Morreu na manhã de hoje (25), vítima de complicações renais e infecção generalizada decorrentes do diabetes, o poeta, compositor, teatrólogo e jornalista amazonense Anibal Beça, de 62 anos.
De acordo com o filho do escritor, Ricardo Beça, que também é médico e acompanhou o pai na luta contra o diabetes, Aníbal foi internado por conta de complicações renais, que culminaram em uma infecção generalizada. "Todos os procedimentos médicos foram realizados, mas infelizmente ele não resistiu", disse. Foi desse modo que recebi a notícia da morte do poeta, através do portal amazônia, da globo.com.
De acordo com o filho do escritor, Ricardo Beça, que também é médico e acompanhou o pai na luta contra o diabetes, Aníbal foi internado por conta de complicações renais, que culminaram em uma infecção generalizada. "Todos os procedimentos médicos foram realizados, mas infelizmente ele não resistiu", disse. Foi desse modo que recebi a notícia da morte do poeta, através do portal amazônia, da globo.com.
Poeta tão bom, homem tão humano, por isso mesmo é que trata-se de uma tremenda perda, que nos entristece, e sobre a qual, neste momento, temos pouca, quase nenhuma condição de refletir. Faço minha homenagem ao Anibal publicando um artigo (que ele gostava muito) que escrevi sobre os seus haicais.
Vá com Deus poeta, leva consigo o silêncio das borboletas...

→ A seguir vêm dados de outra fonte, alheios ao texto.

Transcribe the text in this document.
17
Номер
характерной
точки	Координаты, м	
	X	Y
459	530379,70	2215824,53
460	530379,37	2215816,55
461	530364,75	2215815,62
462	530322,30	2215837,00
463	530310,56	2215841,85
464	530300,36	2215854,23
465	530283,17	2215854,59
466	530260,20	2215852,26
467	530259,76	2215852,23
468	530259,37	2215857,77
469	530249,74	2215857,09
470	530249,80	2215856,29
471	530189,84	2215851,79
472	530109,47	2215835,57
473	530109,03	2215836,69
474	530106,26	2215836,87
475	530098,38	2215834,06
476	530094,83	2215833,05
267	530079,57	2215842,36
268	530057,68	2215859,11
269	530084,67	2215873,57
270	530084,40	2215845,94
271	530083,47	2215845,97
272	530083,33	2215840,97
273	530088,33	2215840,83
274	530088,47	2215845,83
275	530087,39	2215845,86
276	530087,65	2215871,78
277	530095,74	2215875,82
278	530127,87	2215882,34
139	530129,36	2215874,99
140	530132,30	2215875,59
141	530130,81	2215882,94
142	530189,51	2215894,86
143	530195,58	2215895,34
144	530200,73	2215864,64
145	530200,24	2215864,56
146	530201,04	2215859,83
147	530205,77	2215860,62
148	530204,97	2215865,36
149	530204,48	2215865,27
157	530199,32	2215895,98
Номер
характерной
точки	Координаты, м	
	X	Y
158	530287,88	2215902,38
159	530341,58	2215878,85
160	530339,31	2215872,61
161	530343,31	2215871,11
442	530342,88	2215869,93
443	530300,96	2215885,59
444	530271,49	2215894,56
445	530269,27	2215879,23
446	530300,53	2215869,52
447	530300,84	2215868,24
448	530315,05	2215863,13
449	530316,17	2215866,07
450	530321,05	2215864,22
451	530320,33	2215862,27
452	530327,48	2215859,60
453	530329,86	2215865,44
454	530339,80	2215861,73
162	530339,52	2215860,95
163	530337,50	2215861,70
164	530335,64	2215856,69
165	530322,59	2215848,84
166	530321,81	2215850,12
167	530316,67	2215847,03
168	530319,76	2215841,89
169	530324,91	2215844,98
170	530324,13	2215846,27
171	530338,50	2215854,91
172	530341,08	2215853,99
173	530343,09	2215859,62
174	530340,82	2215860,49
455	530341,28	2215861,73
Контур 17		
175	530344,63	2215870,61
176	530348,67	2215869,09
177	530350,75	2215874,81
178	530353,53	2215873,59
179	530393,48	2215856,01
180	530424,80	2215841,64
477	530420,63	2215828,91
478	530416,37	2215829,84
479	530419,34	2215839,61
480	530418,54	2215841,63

Entrevista de Anibal Beça, concedida a Rodrigo Leão: http://www.geocities.com/SoHo/Lofts/1418/aniball.htm
Anibal Beça: tropicalmente oriental
Anibal Beça: tropicalmente oriental
Gustavo Felicíssimo
Há poucos dias recebi alguns livros do poeta amazonense Anibal Beça. Entre eles destaco “Folhas da Selva”, o único que pude ler até o momento, um livro todo constituído por formas de origem japonesa, onde se inserem inúmeros haicais, forma poética pela qual tenho especial interesse e venho estudando faz alguns anos, mais detalhadamente há pouco mais de seis meses. O fruto desse nosso estudo será a publicação de um livro-ensaio sobre o haicai na Bahia, previsto para vir a público ainda neste ano de 2009.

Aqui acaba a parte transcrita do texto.